Lle premier porte-voitures construit en Chine, conçu pour l'exportation en Europe de voitures made in China, a opéré une première livraison en mars dans le port allemand de Bremerhaven.

Si les grands ports maritimes européens pensaient avoir trouvé un nouveau business avec les importations de véhicules électriques chinois, ils vont devoir revoir la copie. Le trafic automobile offre pourtant un relais de croissance aux ports dans un contexte de grand chambardement des flux. À condition de disposer de foncier. Quelques ports français sont bien positionnés.

Si les grands ports maritimes européens pensaient avoir trouvé un nouveau business avec les importations de véhicules électriques chinois, ils vont peut-être devoir revoir la copie. Les barrières douanières s’érigent ici et là, susceptibles de faire exploser les accords commerciaux entre blocs. Et, pour ajouter à la confusion en cette année ultra-électorale, l'échéance de 2035 fixée par les Vingt-Sept pour interdire la vente de véhicules à moteur thermique est de plus en plus chahutée par des partis politiques susceptibles de prendre plus de place dans le futur parlement européen.

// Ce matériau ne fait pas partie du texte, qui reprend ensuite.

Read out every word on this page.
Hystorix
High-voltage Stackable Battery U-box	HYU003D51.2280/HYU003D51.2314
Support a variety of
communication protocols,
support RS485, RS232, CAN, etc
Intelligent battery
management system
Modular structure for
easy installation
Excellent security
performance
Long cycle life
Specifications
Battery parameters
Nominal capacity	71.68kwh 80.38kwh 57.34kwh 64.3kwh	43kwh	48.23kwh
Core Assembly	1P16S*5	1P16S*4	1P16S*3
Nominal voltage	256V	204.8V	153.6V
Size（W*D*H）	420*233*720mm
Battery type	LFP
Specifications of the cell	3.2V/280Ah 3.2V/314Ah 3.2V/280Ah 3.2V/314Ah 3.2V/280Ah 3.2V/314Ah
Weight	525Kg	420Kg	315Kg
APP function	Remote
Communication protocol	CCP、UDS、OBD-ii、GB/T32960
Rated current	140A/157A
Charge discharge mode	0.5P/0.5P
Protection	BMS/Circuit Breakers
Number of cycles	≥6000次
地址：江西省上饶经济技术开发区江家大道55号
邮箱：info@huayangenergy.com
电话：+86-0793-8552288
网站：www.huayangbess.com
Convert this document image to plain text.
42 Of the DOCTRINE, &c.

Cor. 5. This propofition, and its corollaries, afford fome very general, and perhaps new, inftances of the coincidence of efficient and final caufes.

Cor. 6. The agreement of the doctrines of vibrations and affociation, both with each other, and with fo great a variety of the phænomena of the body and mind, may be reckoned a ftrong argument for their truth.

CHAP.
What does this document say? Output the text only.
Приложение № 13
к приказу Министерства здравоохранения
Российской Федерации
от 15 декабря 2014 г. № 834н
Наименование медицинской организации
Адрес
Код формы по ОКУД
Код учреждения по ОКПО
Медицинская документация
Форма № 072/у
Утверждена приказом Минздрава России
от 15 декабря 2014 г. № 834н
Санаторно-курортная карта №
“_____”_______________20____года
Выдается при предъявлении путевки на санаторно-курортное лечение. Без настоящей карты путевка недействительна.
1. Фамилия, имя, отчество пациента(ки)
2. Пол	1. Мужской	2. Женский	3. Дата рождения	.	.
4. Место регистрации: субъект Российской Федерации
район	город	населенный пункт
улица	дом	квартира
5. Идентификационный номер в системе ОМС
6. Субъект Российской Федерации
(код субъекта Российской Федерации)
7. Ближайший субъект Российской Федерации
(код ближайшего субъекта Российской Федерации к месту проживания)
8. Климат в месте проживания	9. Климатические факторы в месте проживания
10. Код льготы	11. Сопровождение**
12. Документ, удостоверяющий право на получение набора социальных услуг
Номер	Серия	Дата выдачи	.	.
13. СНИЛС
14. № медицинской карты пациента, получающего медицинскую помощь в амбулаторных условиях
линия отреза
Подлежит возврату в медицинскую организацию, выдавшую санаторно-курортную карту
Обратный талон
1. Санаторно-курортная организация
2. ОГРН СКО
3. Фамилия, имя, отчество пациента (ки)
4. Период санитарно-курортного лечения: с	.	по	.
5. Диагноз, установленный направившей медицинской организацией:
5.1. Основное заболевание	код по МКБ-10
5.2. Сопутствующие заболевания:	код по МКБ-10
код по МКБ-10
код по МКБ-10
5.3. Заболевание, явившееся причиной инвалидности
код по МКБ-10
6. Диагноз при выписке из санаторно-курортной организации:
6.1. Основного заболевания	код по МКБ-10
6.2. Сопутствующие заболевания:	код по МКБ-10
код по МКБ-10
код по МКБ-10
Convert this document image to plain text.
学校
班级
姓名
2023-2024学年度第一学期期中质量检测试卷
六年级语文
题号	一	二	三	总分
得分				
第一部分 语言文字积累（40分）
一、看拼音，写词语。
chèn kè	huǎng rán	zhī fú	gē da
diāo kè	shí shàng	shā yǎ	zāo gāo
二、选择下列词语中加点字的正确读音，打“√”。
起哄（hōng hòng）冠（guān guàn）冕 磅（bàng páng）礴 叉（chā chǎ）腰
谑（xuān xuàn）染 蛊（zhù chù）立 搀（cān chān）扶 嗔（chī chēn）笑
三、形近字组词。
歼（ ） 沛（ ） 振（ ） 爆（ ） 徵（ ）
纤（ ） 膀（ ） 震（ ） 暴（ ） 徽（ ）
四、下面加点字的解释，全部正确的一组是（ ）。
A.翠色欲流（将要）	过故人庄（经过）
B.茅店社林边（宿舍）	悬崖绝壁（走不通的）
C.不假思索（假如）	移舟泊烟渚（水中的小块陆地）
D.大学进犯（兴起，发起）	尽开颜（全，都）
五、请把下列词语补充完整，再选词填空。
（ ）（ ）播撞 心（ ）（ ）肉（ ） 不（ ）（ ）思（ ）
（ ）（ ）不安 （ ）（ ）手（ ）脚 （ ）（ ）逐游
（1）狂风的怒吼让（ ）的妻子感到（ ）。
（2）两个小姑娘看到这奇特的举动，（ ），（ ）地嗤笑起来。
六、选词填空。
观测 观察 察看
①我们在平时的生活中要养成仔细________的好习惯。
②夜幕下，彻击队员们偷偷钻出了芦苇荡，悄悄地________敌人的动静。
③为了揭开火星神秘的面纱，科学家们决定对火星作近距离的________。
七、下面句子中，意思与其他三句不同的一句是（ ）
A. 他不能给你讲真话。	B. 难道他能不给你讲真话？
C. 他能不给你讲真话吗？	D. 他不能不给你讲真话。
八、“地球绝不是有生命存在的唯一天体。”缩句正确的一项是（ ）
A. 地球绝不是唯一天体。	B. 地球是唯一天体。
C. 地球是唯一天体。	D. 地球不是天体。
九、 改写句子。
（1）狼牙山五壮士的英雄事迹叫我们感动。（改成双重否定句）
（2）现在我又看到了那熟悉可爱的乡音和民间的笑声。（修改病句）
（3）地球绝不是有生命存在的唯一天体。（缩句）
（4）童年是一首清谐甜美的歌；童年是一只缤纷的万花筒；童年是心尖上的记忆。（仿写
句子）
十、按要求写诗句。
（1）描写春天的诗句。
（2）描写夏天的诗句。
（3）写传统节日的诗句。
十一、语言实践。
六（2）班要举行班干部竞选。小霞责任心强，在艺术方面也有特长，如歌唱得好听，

Alors que les véhicules fabriqués dans les usines chinoises étaient jusqu'ici taxés à hauteur de 10 % dans l'UE, Bruxelles prévoit d'y ajouter des droits compensateurs (comprendre : supplémentaires) de 17,4 % pour le fabricant chinois BYD, de 20 % pour Geely et de 38,1 % pour SAIC. L’administration américaine, qui a précédé laa Commission européenne dans ce mouvement protectionniste, a été plus radicale, envisageant des taux à 100 % contre 25 % jusqu’à présent.

Dans la ligne de mire, la politique industrielle proactive de la Chine qui lui permet d'avoir une longueur d’avance en matière d’électromobilité. Soutenues par l'État, les entreprises chinoises se sont rapidement imposées sur toute la chaîne de valeur, de l’extraction des matières premières à la fabrication des batteries jusqu’aux véhicules électriques. Championne des moteurs essence et diesel, l'Europe, elle, craint la déferlante des modèles chinois.

Boom du commerce maritime de voitures

À vrai dire, le phénomène est déjà bien amorcé. Selon Clarksons Research, le commerce maritime de voitures a augmenté de 17 % en 2023 par rapport à 2022 (+ 38 % entre 2021 et 2023) pour atteindre 23,7 millions d'unités, dépassant le précédent record de 21,5 millions de voitures en 2018. La forte croissance des exportations en provenance d'Asie, notamment de Chine (4,1 millions de véhicules en 2023, contre moins de 1 million en 2020), du Japon (+ 17 %, soit 5 millions d’unités) et de Corée du Sud (+ 20 %, 3,2 millions), y ont largement contribué.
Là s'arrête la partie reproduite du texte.